しかし、誰でも簡単にそのような構成を作れるわけではなく、難しい作業が必要になります。コンテナやクラウド、アプリケーション、セキュリティ、運用監視、その他さまざまな知識や経験などが必要になります。FTAはこのようなお客様の悩みを解決しますと語りました。

利用可能なAzure上のJavaサービス

  • Azure Spring Apps
  • Azure Kubernetes Service (AKS)
  • Azure Container Apps
  • Azure Functions
  • Azure App Service
  • など

FTA利用の条件

  1. Azureのサブスクリプションをお持ちいただく
  2. FTAがサポートしているAzureのリージョンにデプロイ
  3. FTAの支援対象となるITシステムと、開発プロジェクトが特定されている
  4. リリース後、1年以内に月々5,000USドルのAzureの使用料が見込まれる

樽澤氏は、基幹システム向けJava on Azureサービスをご活用いただくと、最適なAzureのアーキテクチャーを容易に設計できます。プログラムにご興味のある方は「日本マイクロソフトまでお問い合わせください」と語りました。

最後に

Java on Azure Day 2024の基調講演では、マイクロソフトの最新の取り組みやツール、マツダ株式会社の実際の活用事例、そしてマイクロソフトの技術支援サービスについて紹介されました。

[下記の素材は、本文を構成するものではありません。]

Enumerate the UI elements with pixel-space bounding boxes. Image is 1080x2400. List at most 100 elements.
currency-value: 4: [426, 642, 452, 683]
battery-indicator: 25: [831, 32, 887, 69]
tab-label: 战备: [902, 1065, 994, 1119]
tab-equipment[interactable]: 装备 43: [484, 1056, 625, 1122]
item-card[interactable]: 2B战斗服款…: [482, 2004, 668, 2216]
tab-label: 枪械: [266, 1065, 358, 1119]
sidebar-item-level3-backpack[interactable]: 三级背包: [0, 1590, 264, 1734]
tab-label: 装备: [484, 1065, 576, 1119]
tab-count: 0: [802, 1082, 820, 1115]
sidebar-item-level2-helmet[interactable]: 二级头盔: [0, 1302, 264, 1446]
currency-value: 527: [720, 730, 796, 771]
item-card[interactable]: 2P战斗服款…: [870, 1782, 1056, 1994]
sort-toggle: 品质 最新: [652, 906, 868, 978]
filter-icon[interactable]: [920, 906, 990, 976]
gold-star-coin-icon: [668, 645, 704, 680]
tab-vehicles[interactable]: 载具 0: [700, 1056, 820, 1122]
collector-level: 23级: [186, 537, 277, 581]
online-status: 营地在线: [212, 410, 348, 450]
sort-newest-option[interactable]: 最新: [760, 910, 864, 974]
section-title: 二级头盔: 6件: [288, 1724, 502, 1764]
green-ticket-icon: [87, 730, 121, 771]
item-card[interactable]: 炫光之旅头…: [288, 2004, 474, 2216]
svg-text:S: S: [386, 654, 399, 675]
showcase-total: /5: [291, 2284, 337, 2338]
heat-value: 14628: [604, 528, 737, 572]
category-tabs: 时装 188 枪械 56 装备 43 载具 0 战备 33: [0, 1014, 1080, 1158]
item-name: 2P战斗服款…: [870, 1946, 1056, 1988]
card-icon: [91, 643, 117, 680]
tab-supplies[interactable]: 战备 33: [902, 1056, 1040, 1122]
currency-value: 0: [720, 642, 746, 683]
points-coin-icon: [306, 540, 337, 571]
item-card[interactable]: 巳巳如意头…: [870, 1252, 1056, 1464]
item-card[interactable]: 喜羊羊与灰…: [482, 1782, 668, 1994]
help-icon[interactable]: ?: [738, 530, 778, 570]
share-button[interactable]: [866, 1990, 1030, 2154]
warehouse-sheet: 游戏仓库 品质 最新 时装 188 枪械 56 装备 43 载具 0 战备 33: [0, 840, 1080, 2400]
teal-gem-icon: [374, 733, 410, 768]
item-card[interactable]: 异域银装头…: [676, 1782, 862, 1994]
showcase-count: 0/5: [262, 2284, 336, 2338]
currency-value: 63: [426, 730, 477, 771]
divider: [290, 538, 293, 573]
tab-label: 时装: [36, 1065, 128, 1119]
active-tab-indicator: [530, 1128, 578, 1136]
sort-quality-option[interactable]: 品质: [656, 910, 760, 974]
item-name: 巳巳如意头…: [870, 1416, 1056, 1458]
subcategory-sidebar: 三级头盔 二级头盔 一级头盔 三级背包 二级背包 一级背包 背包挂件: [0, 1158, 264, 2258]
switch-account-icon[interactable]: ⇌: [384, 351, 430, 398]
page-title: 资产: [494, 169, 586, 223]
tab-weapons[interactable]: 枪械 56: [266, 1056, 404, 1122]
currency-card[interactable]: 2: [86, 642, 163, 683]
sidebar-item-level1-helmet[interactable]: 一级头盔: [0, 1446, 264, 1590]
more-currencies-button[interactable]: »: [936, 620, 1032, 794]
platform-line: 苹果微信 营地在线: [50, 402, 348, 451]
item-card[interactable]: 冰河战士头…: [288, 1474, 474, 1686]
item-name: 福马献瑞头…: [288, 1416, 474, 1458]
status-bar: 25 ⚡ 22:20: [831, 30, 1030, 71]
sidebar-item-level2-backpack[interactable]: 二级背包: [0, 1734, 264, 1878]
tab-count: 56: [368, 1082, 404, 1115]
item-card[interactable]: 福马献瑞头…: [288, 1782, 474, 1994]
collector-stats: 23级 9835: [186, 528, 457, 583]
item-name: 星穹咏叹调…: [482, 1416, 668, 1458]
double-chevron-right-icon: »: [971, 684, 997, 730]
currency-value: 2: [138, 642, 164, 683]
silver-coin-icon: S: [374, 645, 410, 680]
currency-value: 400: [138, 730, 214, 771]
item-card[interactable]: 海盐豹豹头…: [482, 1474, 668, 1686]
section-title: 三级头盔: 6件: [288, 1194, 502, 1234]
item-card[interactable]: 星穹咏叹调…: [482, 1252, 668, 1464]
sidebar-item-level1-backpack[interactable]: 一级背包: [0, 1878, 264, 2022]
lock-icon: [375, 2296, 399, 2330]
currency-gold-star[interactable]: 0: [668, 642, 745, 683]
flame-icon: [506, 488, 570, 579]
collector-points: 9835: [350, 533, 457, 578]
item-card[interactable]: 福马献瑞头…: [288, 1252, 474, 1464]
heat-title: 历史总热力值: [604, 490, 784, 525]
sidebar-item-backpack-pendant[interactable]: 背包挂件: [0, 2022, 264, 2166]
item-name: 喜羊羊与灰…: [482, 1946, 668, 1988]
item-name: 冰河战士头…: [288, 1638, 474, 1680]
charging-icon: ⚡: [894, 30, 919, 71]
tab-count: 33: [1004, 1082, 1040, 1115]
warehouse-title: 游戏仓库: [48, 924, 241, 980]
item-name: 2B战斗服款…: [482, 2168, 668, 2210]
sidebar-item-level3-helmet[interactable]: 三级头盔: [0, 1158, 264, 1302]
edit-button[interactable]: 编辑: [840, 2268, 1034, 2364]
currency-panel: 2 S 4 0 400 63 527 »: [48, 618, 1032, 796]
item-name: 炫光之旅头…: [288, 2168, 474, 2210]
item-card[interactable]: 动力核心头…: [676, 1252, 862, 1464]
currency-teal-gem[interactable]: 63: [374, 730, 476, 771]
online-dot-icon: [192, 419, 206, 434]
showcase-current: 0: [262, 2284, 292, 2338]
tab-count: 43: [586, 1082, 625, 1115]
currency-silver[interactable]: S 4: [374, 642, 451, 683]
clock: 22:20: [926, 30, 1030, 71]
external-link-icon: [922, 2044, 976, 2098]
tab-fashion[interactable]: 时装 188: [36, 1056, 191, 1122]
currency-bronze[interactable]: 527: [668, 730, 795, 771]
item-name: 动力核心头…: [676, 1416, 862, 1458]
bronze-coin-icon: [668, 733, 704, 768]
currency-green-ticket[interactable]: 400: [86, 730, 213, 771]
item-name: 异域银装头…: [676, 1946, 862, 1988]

イベントの最後は、後続セッションの紹介やJavaに関する技術情報の入手先についての案内もありました。マイクロソフトは、Java開発者向けに多くのリソースを提供しており、これらを活用しさらにスキルを向上できます。とくに、マイクロソフト LearnのJavaリソースやGitHubリポジトリ等のリンクは、開発者にとって非常に有用です。

そして、Java on Azure AI祭りと言われたこのイベントでは、基調講演だけでなく他のテクニカル・セッションも、AIを活用したいJava開発者にとって非常に有益な情報が満載です。

リアルタイムで参加が難しかった方は、後ほどセッション動画が公開される可能性があります。セッション動画が公開された場合、個別にチェックしてみると良いかもしれません。

今後もマイクロソフトは、Java開発者のニーズに応えるために、最新の技術やツールを提供し続けることを約束しました。これからも、マイクロソフトのJavaに関する取り組みに期待したいと思います。